The school day passes in a new, calmer rhythm. Itsuki is a cold, distant planet at the front of the room, but his gravitational pull feels weaker today. My afternoon library session with Satoru is productive and friendly, the awkwardness replaced by an easy, platonic comfort. And my stolen hours with Reo after—walking home through the park, sharing another snack on the swings—feel less like a secret mission and more like the natural, wonderful shape of our new life.
This becomes our routine. School, a quiet hour with my past, and a sun-drenched, gentle afternoon with my present. Each day, Reo gives me another piece of the 'before.' Not a grand revelation, but a small, quiet detail.
"This was the bench where you first told me about your parents' work overseas," he'll say. Or, "You always hated the bell that rang for third period; you said it was off-key." He is painting a portrait of her, my ghost, and in her brushstrokes, I am finding my own colors. I don't remember loving him then. But I understand why she did. The reasons on her list are proven true, every single day.
One week after he gave me the locket, something new happens.
It starts with the waking. I'm pulled from sleep not by my alarm, but by a dream. A fleeting, formless dream, but with a powerful emotional weight. A feeling of… comfort. Of a quiet, safe, rainy afternoon. A scent of old paper and fresh coffee. It's gone the moment I open my eyes, but the emotional residue, the warm, golden feeling of it, lingers like the heat from a sunbeam.
I go through my routine. The video. The postcard, now chronicling a week of quiet dates and shared secrets. I look at the locket, at the laughing boy and the empty space. And for the first time, the space doesn't feel like a missing piece. It just feels… like potential.
As I'm brushing my hair, getting ready for school, my phone chimes with a text. My alarm. It's my daily reminder to head to the rooftop. It chimes with the strange, gentle melody I'd heard on that very first, terrifying morning.
He chose this for you, a ghost of a voice whispers in my head. He knows it's the opening chord of your favorite sad, indie song. The thought isn't a memory. It's an intuitive leap, a conclusion drawn from a hundred different pieces of information he's given me. It's my present-day mind, piecing the puzzle together. But it feels as true as any memory.
When I get to the rooftop, the morning sun is particularly bright, casting everything in a sharp, beautiful light. Reo is standing there, looking out at the city. And as I see his silhouette against the brilliant, blue sky, the feeling from my dream returns, a sudden, powerful wave of warmth and recognition. And a single word, a name, rises in my mind, unbidden, whispered from some deep, forgotten well.
It's not just his name, but my version of it. The secret name a girl in love would use.
He turns as I approach, his familiar, hopeful smile on his face. "Good morning, Arisa."
I stop a few feet away, my heart doing a slow, spectacular somersault. The name is on my lips, a bubble of impossible sound. I can't have remembered it. It's impossible.
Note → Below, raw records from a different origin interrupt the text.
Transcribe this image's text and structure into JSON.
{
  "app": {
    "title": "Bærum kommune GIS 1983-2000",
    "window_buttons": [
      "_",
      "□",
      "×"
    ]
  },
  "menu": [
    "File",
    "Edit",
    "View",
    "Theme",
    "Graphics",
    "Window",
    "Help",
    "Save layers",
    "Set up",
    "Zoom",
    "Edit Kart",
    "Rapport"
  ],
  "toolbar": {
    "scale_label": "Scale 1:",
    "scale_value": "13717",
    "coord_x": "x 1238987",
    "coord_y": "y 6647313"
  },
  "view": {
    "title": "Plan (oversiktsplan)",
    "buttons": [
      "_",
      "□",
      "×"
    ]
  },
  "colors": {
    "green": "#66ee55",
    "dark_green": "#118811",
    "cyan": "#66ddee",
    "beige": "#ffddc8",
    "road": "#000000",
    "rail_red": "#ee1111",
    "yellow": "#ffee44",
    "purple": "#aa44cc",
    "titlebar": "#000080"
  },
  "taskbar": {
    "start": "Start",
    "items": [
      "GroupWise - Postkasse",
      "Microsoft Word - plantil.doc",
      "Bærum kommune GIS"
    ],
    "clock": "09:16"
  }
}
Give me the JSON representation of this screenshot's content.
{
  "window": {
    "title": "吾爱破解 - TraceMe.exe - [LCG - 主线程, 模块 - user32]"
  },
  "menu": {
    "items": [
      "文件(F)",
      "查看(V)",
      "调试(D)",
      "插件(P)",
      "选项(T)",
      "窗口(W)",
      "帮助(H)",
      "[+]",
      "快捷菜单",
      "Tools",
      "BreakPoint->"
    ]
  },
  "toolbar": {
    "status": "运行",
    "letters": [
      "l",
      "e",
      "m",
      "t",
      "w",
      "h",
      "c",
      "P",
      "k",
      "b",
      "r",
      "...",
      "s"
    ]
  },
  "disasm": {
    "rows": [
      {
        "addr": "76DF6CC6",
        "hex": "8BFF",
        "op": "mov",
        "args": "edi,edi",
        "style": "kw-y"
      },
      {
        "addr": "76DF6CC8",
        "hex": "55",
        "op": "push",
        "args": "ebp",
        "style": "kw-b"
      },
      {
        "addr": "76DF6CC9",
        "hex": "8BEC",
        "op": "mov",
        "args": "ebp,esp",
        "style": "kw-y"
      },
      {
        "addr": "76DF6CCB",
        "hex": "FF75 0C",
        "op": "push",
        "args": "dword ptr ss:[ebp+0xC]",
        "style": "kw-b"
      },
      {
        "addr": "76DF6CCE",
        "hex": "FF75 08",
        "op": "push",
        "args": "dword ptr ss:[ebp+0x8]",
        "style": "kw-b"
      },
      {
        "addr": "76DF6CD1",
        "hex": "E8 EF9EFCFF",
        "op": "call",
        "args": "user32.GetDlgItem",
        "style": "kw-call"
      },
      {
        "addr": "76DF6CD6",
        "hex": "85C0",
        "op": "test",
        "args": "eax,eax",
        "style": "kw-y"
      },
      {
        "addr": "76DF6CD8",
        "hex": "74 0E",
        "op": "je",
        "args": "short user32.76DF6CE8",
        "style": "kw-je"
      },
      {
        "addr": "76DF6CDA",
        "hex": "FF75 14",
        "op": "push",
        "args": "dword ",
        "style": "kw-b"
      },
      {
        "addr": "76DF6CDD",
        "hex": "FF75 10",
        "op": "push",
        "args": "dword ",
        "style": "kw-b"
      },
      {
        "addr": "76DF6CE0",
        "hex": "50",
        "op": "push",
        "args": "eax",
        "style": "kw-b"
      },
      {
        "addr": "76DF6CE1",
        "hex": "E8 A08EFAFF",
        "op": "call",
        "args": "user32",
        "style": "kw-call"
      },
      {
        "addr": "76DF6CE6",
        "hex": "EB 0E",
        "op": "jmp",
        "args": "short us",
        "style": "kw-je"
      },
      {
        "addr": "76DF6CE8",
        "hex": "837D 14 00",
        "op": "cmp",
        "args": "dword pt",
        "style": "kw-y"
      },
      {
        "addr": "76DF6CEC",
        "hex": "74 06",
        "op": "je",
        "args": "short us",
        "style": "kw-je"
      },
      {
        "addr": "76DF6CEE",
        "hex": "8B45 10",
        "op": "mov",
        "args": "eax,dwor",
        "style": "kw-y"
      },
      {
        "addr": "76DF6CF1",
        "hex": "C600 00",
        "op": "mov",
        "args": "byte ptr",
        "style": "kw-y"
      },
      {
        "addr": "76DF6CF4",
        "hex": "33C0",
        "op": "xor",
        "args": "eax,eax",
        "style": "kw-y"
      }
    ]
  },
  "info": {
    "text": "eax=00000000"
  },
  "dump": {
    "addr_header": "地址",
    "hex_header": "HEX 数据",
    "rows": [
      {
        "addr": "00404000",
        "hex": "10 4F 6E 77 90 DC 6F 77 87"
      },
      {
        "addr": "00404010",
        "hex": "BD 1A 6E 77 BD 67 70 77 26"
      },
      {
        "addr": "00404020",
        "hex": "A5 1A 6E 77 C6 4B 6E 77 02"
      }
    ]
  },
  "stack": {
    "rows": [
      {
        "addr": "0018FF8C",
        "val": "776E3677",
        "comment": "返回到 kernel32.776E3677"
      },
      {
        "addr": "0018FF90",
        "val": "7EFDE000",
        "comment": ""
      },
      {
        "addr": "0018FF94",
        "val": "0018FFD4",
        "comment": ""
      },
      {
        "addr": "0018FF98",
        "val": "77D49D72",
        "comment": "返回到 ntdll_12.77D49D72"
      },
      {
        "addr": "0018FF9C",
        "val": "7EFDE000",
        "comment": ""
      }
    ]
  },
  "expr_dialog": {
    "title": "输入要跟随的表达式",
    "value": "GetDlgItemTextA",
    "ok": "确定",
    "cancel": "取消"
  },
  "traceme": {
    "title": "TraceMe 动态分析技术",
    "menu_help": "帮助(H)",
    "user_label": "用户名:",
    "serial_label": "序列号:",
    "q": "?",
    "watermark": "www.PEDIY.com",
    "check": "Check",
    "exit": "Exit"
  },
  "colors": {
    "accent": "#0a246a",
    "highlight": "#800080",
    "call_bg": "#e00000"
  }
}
It's a trick of the light, a symptom of wishful thinking. A side effect.
"Arisa?" he asks, his smile faltering with a flicker of concern. "Is everything okay?"
I look at him, at his kind eyes, at the tiny scar above his eyebrow, at the boy who patiently rebuilt my universe. The boy whose name my heart just whispered to me at sunrise.
"Reo," I say, testing his name, the familiar, official one. Then I take a deep breath, and I let the whisper out into the world, a fragile, impossible gift. It's soft, but clear in the quiet morning air. A single word. The one from her heart, now somehow in mine.
The reaction is instantaneous. Every ounce of color drains from his face. His carefully composed calm shatters into a million pieces. He stares at me, his eyes wide with a shocked, heart-stopping disbelief, as if I've just spoken a language he thought was long dead.
I can't read the emotion on his face. It's not just shock. It's something more complicated. It's awe. It's terror. It's a hope so profound and so dangerous it seems to hurt him.
"What…" he finally chokes out, his voice a raw, broken thing. "What did you just call me?"